Öğrencinin sağlıklı beslenme imkanlarından yararlanması halinde asgari ücretin %35’ini bulan bir aylık harcama miktarı ortaya çıkmaktadır. Günümüz ekonomik koşullarında, oturulamayacak durumda olan evlerin bile kirasının en az 10.000 TL olduğu, temel gıda maddelerinden ekmeğin 7,5 TL, peynirin kg fiyatının 150 TL olduğu dikkate alınırsa geçinmekten ziyade hayatta kalabilmek için mucizeye ihtiyaç olduğu açıktır.
Toplu ulaşım kullanarak sağlıklı beslenme imkanları ile beslenme halinde bile bir öğrencinin aylık harcama miktarı asgari ücretin %24’üne ulaşmaktadır. İktidarın önerdiği şekilde üç çocuğu olan ve üçü de okula devam eden çocukların olduğu bir ailenin sağlıklı beslenme, servis ile okula ulaşım ve asgari okul ihtiyaçlarını karşılayabilmeleri için her ay fazladan bir asgari ücret geliri olsa bile yetmeyecektir. Ortaya çıkan tablo göstermektedir ki toplumumuz açlık ve yoksulluğa mahkûm edildiği gibi eğitim hakkı da bu şekilde engellenmektedir.

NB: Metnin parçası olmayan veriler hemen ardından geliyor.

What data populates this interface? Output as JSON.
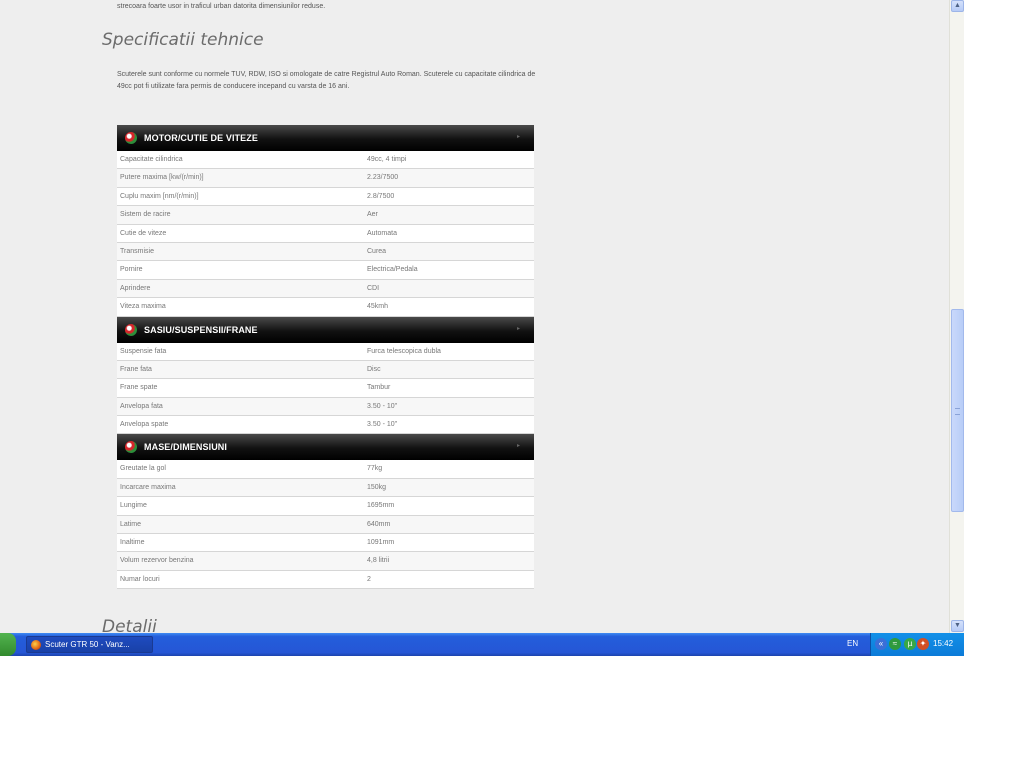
{
  "page": {
    "intro_tail": "strecoara foarte usor in traficul urban datorita dimensiunilor reduse.",
    "section_title": "Specificatii tehnice",
    "section_text": "Scuterele sunt conforme cu normele TUV, RDW, ISO si omologate de catre Registrul Auto Roman. Scuterele cu capacitate cilindrica de 49cc pot fi utilizate fara permis de conducere incepand cu varsta de 16 ani.",
    "next_title": "Detalii"
  },
  "spec_groups": [
    {
      "title": "MOTOR/CUTIE DE VITEZE",
      "rows": [
        {
          "k": "Capacitate cilindrica",
          "v": "49cc, 4 timpi"
        },
        {
          "k": "Putere maxima [kw/(r/min)]",
          "v": "2.23/7500"
        },
        {
          "k": "Cuplu maxim [nm/(r/min)]",
          "v": "2.8/7500"
        },
        {
          "k": "Sistem de racire",
          "v": "Aer"
        },
        {
          "k": "Cutie de viteze",
          "v": "Automata"
        },
        {
          "k": "Transmisie",
          "v": "Curea"
        },
        {
          "k": "Pornire",
          "v": "Electrica/Pedala"
        },
        {
          "k": "Aprindere",
          "v": "CDI"
        },
        {
          "k": "Viteza maxima",
          "v": "45kmh"
        }
      ]
    },
    {
      "title": "SASIU/SUSPENSII/FRANE",
      "rows": [
        {
          "k": "Suspensie fata",
          "v": "Furca telescopica dubla"
        },
        {
          "k": "Frane fata",
          "v": "Disc"
        },
        {
          "k": "Frane spate",
          "v": "Tambur"
        },
        {
          "k": "Anvelopa fata",
          "v": "3.50 - 10\""
        },
        {
          "k": "Anvelopa spate",
          "v": "3.50 - 10\""
        }
      ]
    },
    {
      "title": "MASE/DIMENSIUNI",
      "rows": [
        {
          "k": "Greutate la gol",
          "v": "77kg"
        },
        {
          "k": "Incarcare maxima",
          "v": "150kg"
        },
        {
          "k": "Lungime",
          "v": "1695mm"
        },
        {
          "k": "Latime",
          "v": "640mm"
        },
        {
          "k": "Inaltime",
          "v": "1091mm"
        },
        {
          "k": "Volum rezervor benzina",
          "v": "4,8 litrii"
        },
        {
          "k": "Numar locuri",
          "v": "2"
        }
      ]
    }
  ],
  "scrollbar": {
    "up_icon": "scroll-up-arrow-icon",
    "down_icon": "scroll-down-arrow-icon",
    "position_fraction": 0.6
  },
  "taskbar": {
    "window_button_label": "Scuter GTR 50 - Vanz...",
    "window_icon": "firefox-icon",
    "language": "EN",
    "clock": "15:42"
  },
  "colors": {
    "page_bg": "#eeeeee",
    "header_bg": "#000000",
    "taskbar_blue": "#245edb"
  }
}
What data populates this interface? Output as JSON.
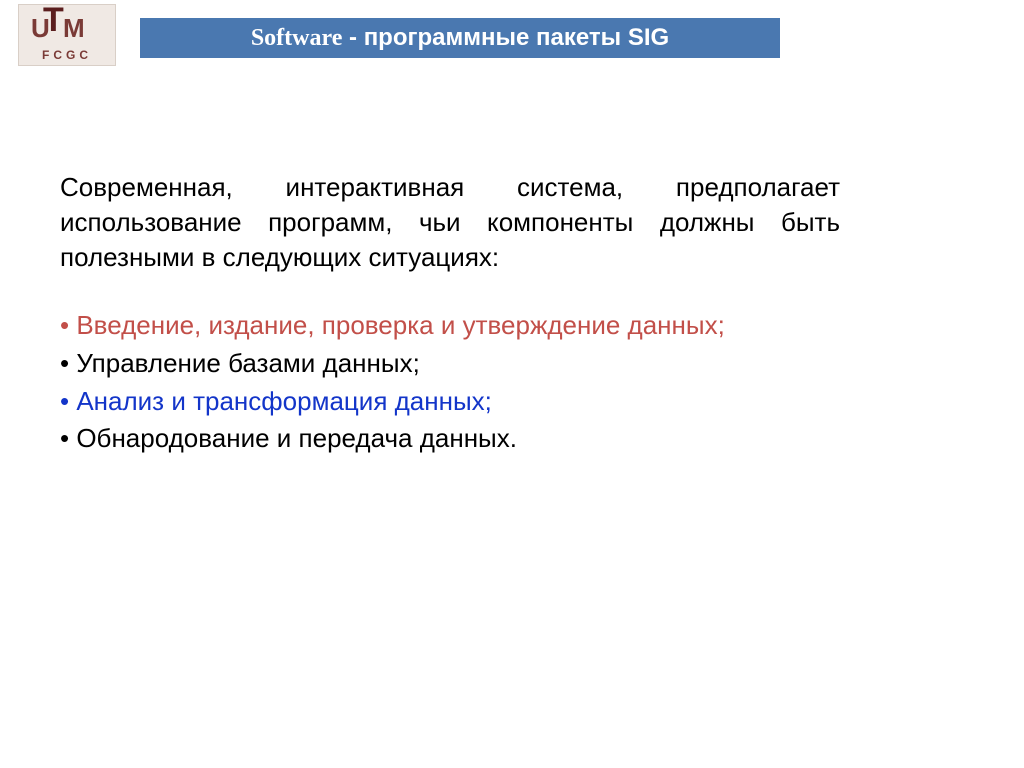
{
  "logo": {
    "t": "T",
    "u": "U",
    "m": "M",
    "sub": "FCGC"
  },
  "title": {
    "serif_part": "Software",
    "dash": " - ",
    "rest": "программные пакеты SIG"
  },
  "intro": "Современная, интерактивная система, предполагает использование программ, чьи компоненты должны быть полезными в следующих ситуациях:",
  "bullets": [
    {
      "text": "Введение, издание, проверка и утверждение данных;",
      "color": "red",
      "justify": true
    },
    {
      "text": "Управление базами данных;",
      "color": "black",
      "justify": false
    },
    {
      "text": "Анализ и трансформация данных;",
      "color": "blue",
      "justify": false
    },
    {
      "text": "Обнародование и передача данных.",
      "color": "black",
      "justify": false
    }
  ]
}
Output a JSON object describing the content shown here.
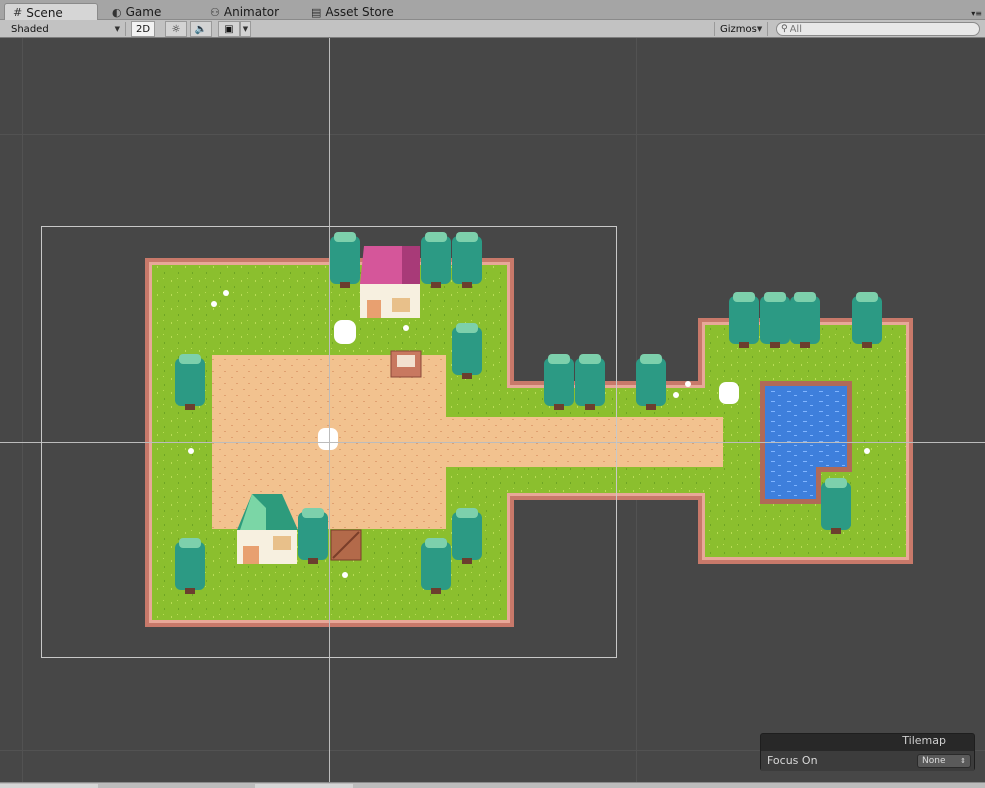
{
  "tabs": [
    {
      "label": "Scene",
      "icon": "grid-icon",
      "active": true
    },
    {
      "label": "Game",
      "icon": "pacman-icon",
      "active": false
    },
    {
      "label": "Animator",
      "icon": "animator-icon",
      "active": false
    },
    {
      "label": "Asset Store",
      "icon": "store-icon",
      "active": false
    }
  ],
  "toolbar": {
    "shading_mode": "Shaded",
    "mode_2d": "2D",
    "gizmos_label": "Gizmos",
    "search_placeholder": "All"
  },
  "tilemap_panel": {
    "title": "Tilemap",
    "focus_label": "Focus On",
    "focus_value": "None"
  },
  "colors": {
    "grass": "#8bbf2e",
    "dirt": "#f2c28f",
    "border": "#d49a8a",
    "water": "#3e7fdc",
    "tree": "#2c9a84",
    "roof_pink": "#d5569a",
    "roof_green": "#2d9b7c"
  }
}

Asgari ücretle yaşamaya çalışan ve okula giden bir çocuğu olan ailenin, eğitim harcamaları ve hayatta kalabilmek için diğer ihtiyaçlarına yönelik harcamaları incelendiğinde; 18.402 TL’lik aylık harcamalar karşısında 11.402 TL bir gelir, çaresizliği ortaya koymaktadır. Ülkemizde ailelerin çocuk sayısı ortalaması iki çocuk olarak tespit edilmiştir. İhtiyaçlar belirlenirken tek çocuk, tek kalem, tek silgi, bir çift ayakkabı hesaba katılmıştır. Maalesef ki öğrencimiz kalemini bir yıl boyunca bitirmeden kullanmanın yolunu bulacak, kıyafetleri, ayakkabıları eskimeyecek, aile makarna, ekmek, zeytin peynir ve yumurta dışında gıda tüketmeyecek olsa bile aylık yaklaşık 8 bin TL’ye daha ihtiyaç olacağı, eğer iki çocuk varsa aylık bir asgari ücretin daha gerekli olacağı anlaşılmaktadır. Çalışma ve Sosyal Güvenlik Bakanlığınca hazırlanan 2022 Temmuz ayı istatistiklerine göre, ülkemizde 15 milyon 987 bin 428 işçi olduğu düşünüldüğünde, çalışma yaşamında yer alan işçilerimizin yüzde 62,54'ü asgari ücret almaktadır. Yoksulluk sınırı altında maaş alan 3 milyon 262 bin kamu çalışanı, 2 milyon 440 bin memur emeklisi ile asgari ücret altında maaş alan emeklilerimizi de dikkate aldığımızda ülkemiz ekonomik koşullarında eğitim hakkının yanında yaşam hakkı da tehdit altındadır.”